PALEOBIOGEOGRAPHY AND PALEOECOLOGY OF LATE BATHONIAN BRACHIOPODS FROM GEBEL ENGABASHI, NORTHERN SINAI


FELDMAN, Howard R., Biology Department, Touro College, 227 W. 60th Street, New York, NY 10023, RADULOVIC, Barbara, Department of Palaeontology, University of Belgrade, Kamenicka 6, P.O. Box 227, Belgrade, 11 000, Serbia and Montenegro, HEGAB, Adel A.A., Geology Department, Assiut University, Assiut, 71515, Egypt, WILSON, Mark A., Department of Geology, The College of Wooster, 1189 Beall Ave, Wooster, OH 44691 and SCHEMM-GREGORY, Mena, Geosciences Centre and Department of Earth Sciences, University of Coimbra, Largo Marquês do Pombal, Coimbra, P-3000-272, Portugal, feldspar4@optonline.net

A brachiopod fauna of Late Bathonian age recovered from strata in a thick Pliensbachian-Oxfordian sedimentary sequence at Gebel Engabashi in northern Sinai consists of six species (two rhynchonellids and four terebratulids) referred to six genera. The brachiopods comprise a fauna located at the northern part of the Indo–African Realm within the Jurassic Ethiopian Province. The present records extend the geographic distribution of those taxa that show great affinity with the Jurassic brachiopod fauna from Saudi Arabia described by Cooper in his 1989 monograph. During the Early Bathonian there was a substantial regression in the area, as evidenced by paralic coals in the Safa Formation.
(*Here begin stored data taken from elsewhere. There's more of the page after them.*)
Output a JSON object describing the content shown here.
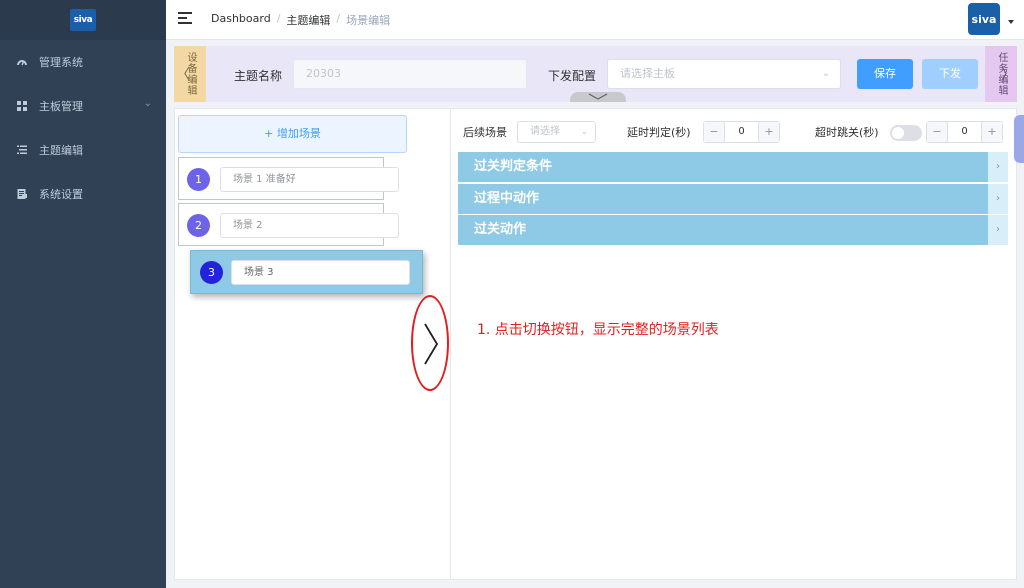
{
  "app": {
    "logo_text": "siva",
    "avatar_text": "siva"
  },
  "sidebar": {
    "items": [
      {
        "label": "管理系统",
        "icon": "dashboard-icon"
      },
      {
        "label": "主板管理",
        "icon": "grid-icon",
        "has_submenu": true
      },
      {
        "label": "主题编辑",
        "icon": "list-icon"
      },
      {
        "label": "系统设置",
        "icon": "document-icon"
      }
    ]
  },
  "header": {
    "breadcrumb": [
      "Dashboard",
      "主题编辑",
      "场景编辑"
    ],
    "breadcrumb_sep": "/"
  },
  "toolbar": {
    "left_tab": "设备编辑",
    "right_tab": "任务编辑",
    "theme_label": "主题名称",
    "theme_value": "20303",
    "dispatch_label": "下发配置",
    "board_placeholder": "请选择主板",
    "save_label": "保存",
    "dispatch_button": "下发"
  },
  "scenes": {
    "add_label": "+ 增加场景",
    "items": [
      {
        "num": "1",
        "name": "场景 1 准备好"
      },
      {
        "num": "2",
        "name": "场景 2"
      },
      {
        "num": "3",
        "name": "场景 3"
      }
    ]
  },
  "controls": {
    "next_scene_label": "后续场景",
    "next_scene_placeholder": "请选择",
    "delay_label": "延时判定(秒)",
    "delay_value": "0",
    "timeout_label": "超时跳关(秒)",
    "timeout_value": "0",
    "timeout_enabled": false,
    "dec_symbol": "−",
    "inc_symbol": "+"
  },
  "sections": [
    {
      "title": "过关判定条件"
    },
    {
      "title": "过程中动作"
    },
    {
      "title": "过关动作"
    }
  ],
  "annotation": "1. 点击切换按钮，显示完整的场景列表",
  "colors": {
    "sidebar_bg": "#304156",
    "primary": "#409eff",
    "section_bg": "#8ecae6",
    "annotation": "#e02020",
    "scene_num": "#6c63e8"
  }
}
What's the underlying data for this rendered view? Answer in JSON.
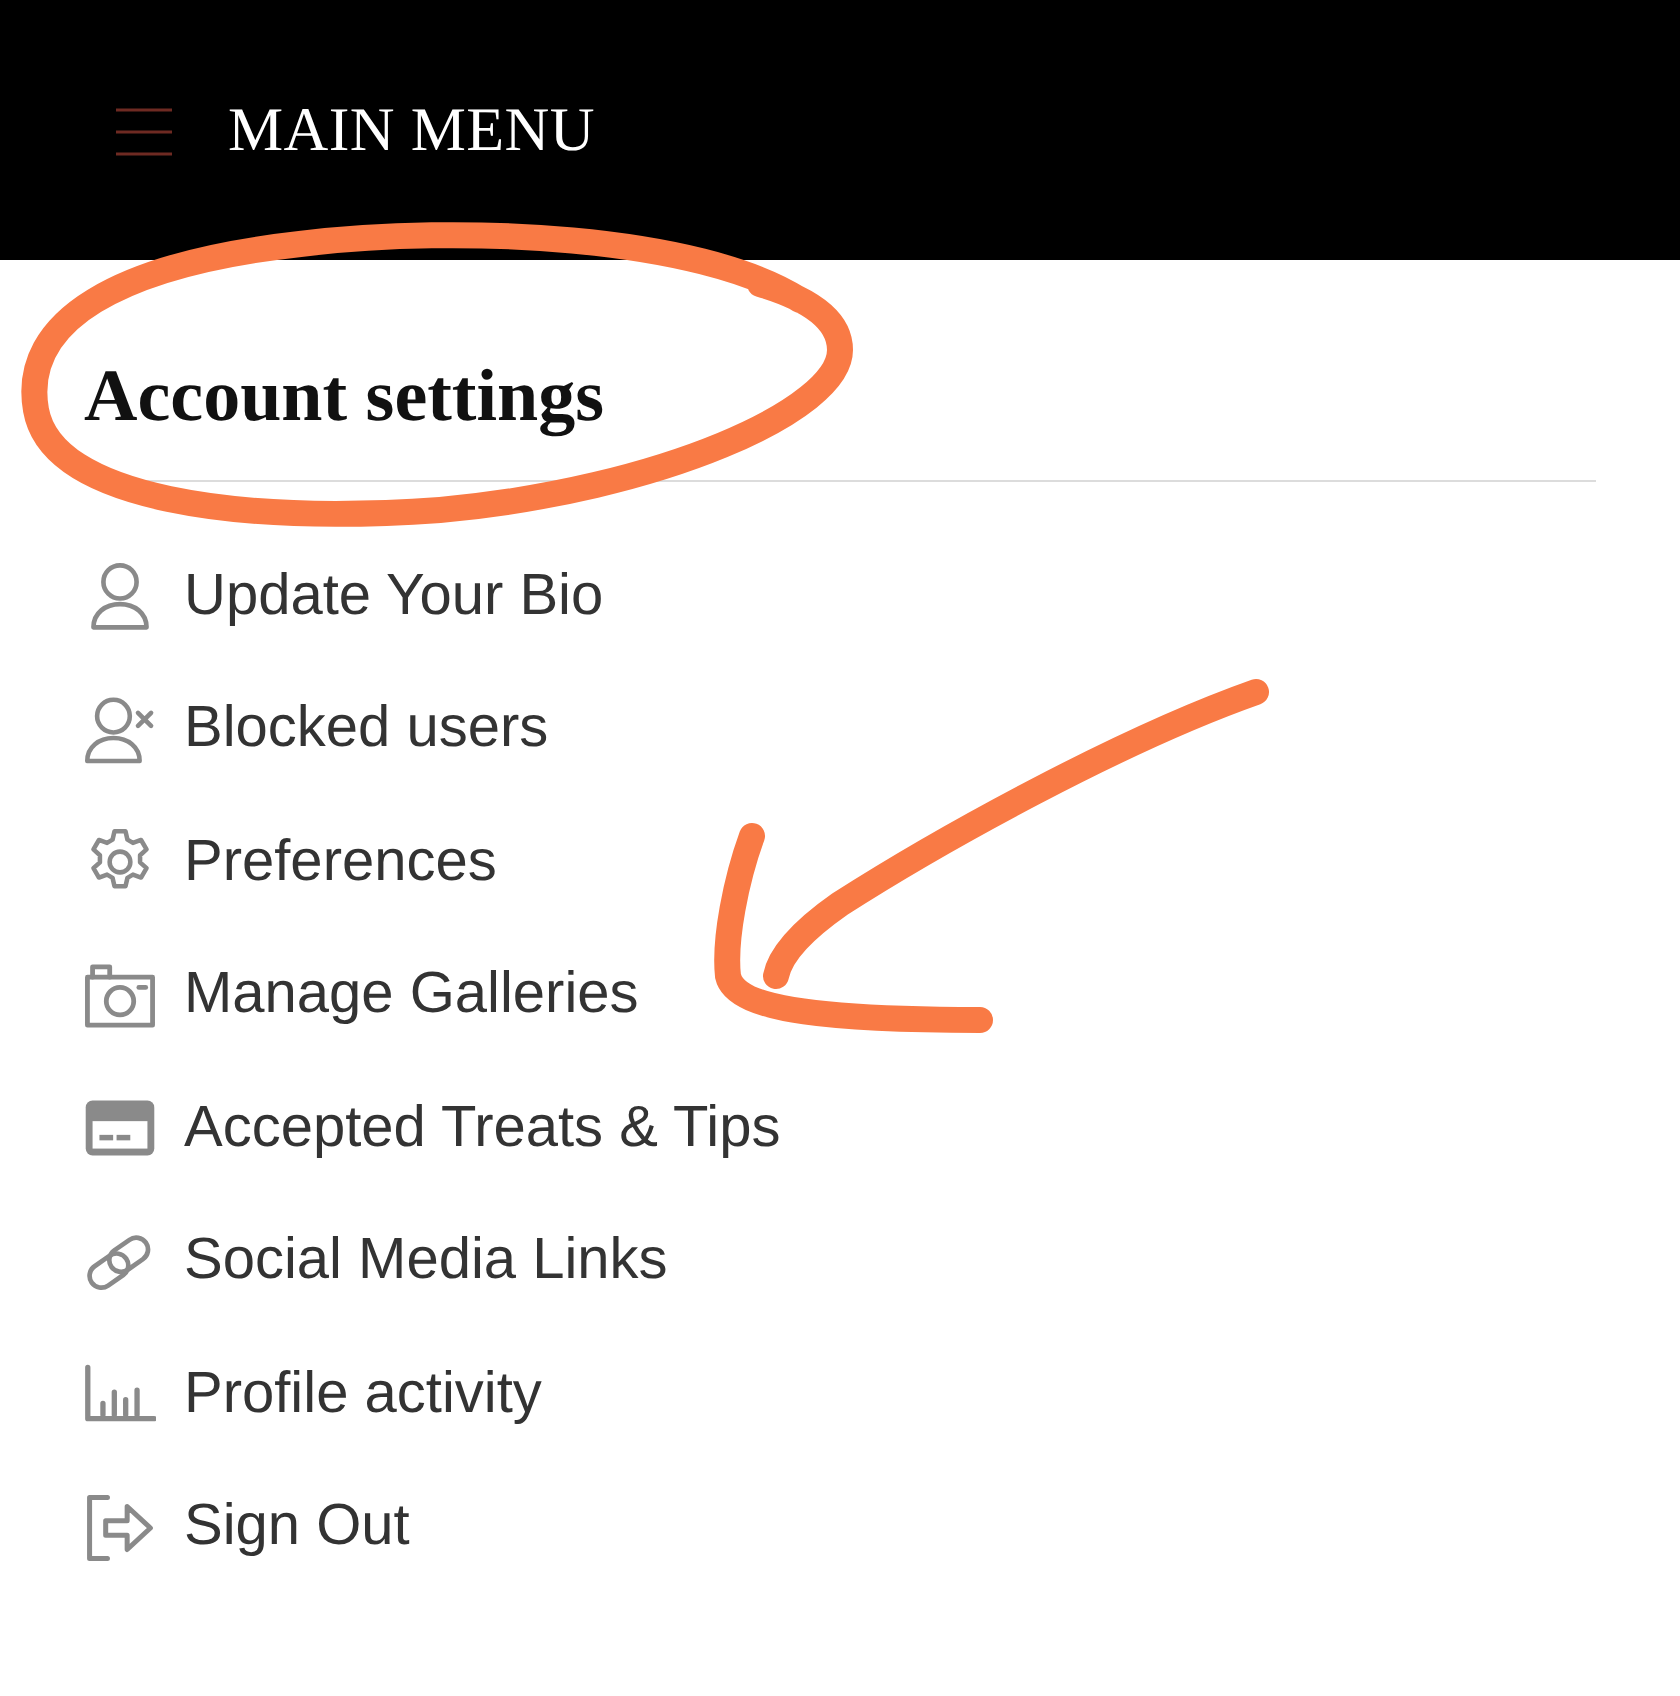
{
  "header": {
    "title": "MAIN MENU"
  },
  "section": {
    "title": "Account settings",
    "circled": true
  },
  "menu_items": [
    {
      "kind": "profile",
      "label": "Update Your Bio",
      "pointed_at": false
    },
    {
      "kind": "blocked",
      "label": "Blocked users",
      "pointed_at": false
    },
    {
      "kind": "preferences",
      "label": "Preferences",
      "pointed_at": false
    },
    {
      "kind": "galleries",
      "label": "Manage Galleries",
      "pointed_at": true
    },
    {
      "kind": "payments",
      "label": "Accepted Treats & Tips",
      "pointed_at": false
    },
    {
      "kind": "links",
      "label": "Social Media Links",
      "pointed_at": false
    },
    {
      "kind": "activity",
      "label": "Profile activity",
      "pointed_at": false
    },
    {
      "kind": "signout",
      "label": "Sign Out",
      "pointed_at": false
    }
  ]
}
Paleoenvironmental conditions prevailing during the deposition of the Safa Formation can be subdivided into two phases. The lower two-thirds of a thick alternating shale and sandstone sequence are unfossiliferous and are characterized by primary sedimentary structures such as cross-stratification and plant remains of continental, probably fluviatile origin. These sediments, usually ferruginous, are characteristically brown or red due to a regressive phase resulting in rivers and streams depositing terrigenous, iron oxide-rich sediments. The upper third of the Safa Formation is characterized by shallow marine facies, consisting of marly and oolitic limestones and marly shales that signify the beginning of a transgressive phase. The shoreline of this transgression is marked by coralline limestone with coral heads. The faunal assemblage typical of these sediments (brachiopods, molluscs, corals, and rare echinoderms) supports a shallow marine depositional environment.